Mimi Pond Knows From Waitressing
Having spent, in another life, thirteen years waiting tables in Austin's Magnolia Cafe (no, the one on Lake Austin Boulevard), I can hereby attest that Mimi Pond knows exactly what she's talking about – drawing about, here – when it comes to the more working-class, non-franchised end of the food-service industry.
The weeds of mealtime rushes, the relentless coffee refills, the hungover double-shifts, the drugs, the often contentious floor/kitchen divide, the musical-chairsesque sexual hookups with co-workers and customers, the drugs, and every shift's final insult-to-injury known as closing sidework: Pond captures the entire grease-stained, Bunn-o-Matic'd spectacle perfectly.
[Note: Yes, I know I said "the drugs" twice.

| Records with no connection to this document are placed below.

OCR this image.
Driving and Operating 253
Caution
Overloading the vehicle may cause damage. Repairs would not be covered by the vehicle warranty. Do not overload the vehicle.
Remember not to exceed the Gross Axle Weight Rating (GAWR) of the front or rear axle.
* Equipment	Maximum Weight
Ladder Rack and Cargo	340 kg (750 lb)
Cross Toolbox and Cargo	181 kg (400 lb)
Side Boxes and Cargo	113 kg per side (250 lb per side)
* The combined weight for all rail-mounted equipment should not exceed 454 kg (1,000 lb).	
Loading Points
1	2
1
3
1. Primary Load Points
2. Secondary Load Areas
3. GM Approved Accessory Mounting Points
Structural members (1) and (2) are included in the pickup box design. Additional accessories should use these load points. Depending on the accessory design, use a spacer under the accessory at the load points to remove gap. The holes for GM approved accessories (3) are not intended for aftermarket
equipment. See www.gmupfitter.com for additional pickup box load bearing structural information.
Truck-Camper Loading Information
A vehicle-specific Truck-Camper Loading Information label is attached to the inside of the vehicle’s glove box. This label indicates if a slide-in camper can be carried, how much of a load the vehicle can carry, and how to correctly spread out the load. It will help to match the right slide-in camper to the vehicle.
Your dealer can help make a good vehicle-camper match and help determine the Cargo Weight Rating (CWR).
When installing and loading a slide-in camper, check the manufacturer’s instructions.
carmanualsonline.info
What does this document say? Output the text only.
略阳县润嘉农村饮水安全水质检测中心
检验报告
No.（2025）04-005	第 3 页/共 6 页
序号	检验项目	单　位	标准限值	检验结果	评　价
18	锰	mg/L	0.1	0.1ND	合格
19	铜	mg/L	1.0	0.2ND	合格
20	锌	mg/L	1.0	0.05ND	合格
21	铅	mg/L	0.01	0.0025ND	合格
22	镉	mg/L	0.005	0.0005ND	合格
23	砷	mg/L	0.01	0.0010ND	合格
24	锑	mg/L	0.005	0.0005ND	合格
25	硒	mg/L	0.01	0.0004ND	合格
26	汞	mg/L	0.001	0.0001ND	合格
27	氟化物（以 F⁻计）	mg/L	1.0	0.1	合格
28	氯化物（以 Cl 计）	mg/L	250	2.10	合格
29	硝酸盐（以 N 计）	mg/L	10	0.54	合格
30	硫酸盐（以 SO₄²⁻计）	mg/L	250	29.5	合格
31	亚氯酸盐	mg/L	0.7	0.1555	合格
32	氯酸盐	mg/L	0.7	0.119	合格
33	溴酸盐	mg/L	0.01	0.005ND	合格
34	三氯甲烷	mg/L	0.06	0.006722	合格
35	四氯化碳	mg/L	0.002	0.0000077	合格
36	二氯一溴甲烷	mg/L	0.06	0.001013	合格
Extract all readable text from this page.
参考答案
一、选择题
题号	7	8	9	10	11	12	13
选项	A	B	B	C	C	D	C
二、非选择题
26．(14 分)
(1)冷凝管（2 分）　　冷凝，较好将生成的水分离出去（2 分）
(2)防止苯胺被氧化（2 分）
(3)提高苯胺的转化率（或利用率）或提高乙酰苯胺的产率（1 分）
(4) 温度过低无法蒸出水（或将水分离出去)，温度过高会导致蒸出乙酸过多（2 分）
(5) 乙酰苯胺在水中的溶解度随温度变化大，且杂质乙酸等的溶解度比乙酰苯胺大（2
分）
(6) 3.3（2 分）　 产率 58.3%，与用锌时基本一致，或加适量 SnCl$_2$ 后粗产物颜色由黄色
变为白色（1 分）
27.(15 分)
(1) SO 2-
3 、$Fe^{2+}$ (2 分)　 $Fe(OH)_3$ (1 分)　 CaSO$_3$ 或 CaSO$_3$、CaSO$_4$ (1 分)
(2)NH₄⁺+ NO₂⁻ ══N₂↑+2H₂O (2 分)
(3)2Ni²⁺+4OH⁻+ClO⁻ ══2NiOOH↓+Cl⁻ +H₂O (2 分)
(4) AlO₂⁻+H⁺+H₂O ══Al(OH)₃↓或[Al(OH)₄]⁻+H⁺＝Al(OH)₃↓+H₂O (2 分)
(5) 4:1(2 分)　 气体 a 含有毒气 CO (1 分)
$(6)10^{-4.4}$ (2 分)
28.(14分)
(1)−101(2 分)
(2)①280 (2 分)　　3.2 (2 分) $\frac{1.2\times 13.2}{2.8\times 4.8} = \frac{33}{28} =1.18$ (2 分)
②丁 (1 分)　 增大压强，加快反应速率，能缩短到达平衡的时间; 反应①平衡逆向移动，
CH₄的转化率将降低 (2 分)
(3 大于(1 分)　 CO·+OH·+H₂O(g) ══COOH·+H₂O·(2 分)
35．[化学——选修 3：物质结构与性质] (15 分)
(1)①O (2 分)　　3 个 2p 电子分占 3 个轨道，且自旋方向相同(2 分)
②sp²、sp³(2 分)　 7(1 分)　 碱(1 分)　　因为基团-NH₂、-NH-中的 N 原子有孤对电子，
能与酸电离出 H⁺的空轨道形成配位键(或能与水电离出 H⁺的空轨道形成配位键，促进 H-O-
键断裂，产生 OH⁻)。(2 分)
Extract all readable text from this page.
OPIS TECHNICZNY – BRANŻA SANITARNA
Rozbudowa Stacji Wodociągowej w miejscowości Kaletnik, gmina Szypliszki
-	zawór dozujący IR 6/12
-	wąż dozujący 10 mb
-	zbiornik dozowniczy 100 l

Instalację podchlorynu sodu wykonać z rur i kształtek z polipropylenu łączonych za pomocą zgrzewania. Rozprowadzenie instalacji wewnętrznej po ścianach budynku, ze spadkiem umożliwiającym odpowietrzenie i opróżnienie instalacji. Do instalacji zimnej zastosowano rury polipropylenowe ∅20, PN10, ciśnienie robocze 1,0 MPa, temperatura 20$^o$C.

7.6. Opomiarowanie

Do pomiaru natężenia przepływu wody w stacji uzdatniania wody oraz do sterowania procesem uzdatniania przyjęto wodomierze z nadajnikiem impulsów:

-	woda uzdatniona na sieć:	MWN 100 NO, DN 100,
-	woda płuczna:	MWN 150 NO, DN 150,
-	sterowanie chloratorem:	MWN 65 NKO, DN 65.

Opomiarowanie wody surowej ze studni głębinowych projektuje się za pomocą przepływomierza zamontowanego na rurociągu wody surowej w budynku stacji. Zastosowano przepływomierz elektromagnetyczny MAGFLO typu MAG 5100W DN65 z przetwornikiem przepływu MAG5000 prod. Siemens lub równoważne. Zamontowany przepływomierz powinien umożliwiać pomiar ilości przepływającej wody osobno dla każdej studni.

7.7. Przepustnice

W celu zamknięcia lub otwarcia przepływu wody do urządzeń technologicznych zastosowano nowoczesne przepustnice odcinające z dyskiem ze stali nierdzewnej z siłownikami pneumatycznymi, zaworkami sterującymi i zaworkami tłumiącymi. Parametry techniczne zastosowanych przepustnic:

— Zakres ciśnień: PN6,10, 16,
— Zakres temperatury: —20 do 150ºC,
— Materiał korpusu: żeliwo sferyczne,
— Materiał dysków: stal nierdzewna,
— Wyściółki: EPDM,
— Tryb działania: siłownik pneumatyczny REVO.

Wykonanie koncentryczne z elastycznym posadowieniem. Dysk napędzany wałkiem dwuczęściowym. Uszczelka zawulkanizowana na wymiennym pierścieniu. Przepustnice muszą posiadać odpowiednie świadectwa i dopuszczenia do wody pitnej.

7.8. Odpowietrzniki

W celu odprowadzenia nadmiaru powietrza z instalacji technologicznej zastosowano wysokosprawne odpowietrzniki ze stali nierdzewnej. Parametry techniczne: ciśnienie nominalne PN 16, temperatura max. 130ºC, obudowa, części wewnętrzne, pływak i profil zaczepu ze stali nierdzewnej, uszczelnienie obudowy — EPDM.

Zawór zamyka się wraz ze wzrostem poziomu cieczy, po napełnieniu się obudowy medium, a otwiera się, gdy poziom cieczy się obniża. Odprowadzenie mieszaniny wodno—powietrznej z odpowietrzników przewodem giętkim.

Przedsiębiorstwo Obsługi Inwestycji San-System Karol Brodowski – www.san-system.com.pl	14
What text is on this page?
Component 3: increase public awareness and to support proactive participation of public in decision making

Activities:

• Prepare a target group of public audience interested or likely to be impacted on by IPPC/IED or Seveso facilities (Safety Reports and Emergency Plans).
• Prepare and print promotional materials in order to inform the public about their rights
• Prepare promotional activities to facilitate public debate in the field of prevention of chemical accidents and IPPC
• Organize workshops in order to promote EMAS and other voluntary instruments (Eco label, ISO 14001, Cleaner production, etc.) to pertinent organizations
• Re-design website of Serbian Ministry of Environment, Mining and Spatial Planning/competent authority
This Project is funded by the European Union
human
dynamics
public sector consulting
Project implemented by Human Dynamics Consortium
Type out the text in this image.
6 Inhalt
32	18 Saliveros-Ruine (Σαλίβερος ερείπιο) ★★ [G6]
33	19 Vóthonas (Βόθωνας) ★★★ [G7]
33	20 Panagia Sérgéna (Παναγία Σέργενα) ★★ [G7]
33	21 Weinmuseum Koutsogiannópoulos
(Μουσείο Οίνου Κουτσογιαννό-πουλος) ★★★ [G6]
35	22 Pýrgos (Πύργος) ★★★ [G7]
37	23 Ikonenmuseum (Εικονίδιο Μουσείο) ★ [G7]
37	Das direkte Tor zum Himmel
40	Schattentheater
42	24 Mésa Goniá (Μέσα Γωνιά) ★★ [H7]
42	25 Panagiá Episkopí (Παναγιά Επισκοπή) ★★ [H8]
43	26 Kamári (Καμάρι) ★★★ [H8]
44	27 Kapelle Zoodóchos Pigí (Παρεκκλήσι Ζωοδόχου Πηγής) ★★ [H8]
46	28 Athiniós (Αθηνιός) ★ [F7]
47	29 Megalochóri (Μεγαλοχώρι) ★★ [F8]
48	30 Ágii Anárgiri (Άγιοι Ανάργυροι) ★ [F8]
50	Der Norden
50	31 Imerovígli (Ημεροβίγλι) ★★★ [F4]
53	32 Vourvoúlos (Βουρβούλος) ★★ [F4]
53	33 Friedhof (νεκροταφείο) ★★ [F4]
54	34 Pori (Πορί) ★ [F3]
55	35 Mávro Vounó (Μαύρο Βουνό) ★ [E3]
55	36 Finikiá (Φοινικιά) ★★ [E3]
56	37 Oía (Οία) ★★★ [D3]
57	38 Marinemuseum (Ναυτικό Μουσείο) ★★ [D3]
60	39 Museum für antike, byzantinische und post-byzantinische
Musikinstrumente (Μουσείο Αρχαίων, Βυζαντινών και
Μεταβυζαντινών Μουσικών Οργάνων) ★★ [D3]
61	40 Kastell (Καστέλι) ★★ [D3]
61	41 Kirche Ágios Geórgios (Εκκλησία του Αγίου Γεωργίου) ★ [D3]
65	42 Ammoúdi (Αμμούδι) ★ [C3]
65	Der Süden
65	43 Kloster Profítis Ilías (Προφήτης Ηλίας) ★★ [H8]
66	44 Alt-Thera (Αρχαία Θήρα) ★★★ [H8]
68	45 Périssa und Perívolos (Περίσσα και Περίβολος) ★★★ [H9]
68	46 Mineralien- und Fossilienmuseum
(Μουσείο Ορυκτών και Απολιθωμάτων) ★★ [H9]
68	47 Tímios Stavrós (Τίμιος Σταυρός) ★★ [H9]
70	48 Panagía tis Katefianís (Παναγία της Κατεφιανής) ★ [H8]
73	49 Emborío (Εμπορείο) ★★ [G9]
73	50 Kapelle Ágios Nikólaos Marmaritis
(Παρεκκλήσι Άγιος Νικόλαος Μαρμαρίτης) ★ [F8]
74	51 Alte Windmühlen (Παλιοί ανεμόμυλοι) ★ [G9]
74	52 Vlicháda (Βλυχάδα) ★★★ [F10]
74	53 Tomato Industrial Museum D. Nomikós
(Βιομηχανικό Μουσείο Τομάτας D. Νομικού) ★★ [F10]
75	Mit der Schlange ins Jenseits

Whattaya think, I'm some kind of fucking idiot?]
Over Easy, the sixth of Pond's cartoon books, is the first one that's a solid, single narrative – and we can only hope there'll be more like it. A sort of fictionalized memoir, this lovingly rendered tale follows young art-school student Madge who, suddenly bereft of scholarship funds, takes a job at The Imperial Cafe and is quickly entangled in the myriad dramas and dreams (and drugs) that come with food-ferrying drudgery. Specifically: Food-ferrying drudgery in a diner in Oakland, California, in the late Seventies. (The transitional culture depicted – the last hurrah of the hippies and the first raucous yawp of punk – is a bonus.) This is also the first Pond book from Drawn & Quarterly, the Canadian publishing house that makes books to last and to be cherished, and so of course it's afforded the excellent production values such fine work deserves.
Go ahead, buy a copy for yourself and your favorite waitron: Mimi Pond's Over Easy will 86 the blues after the lousiest shift of any year.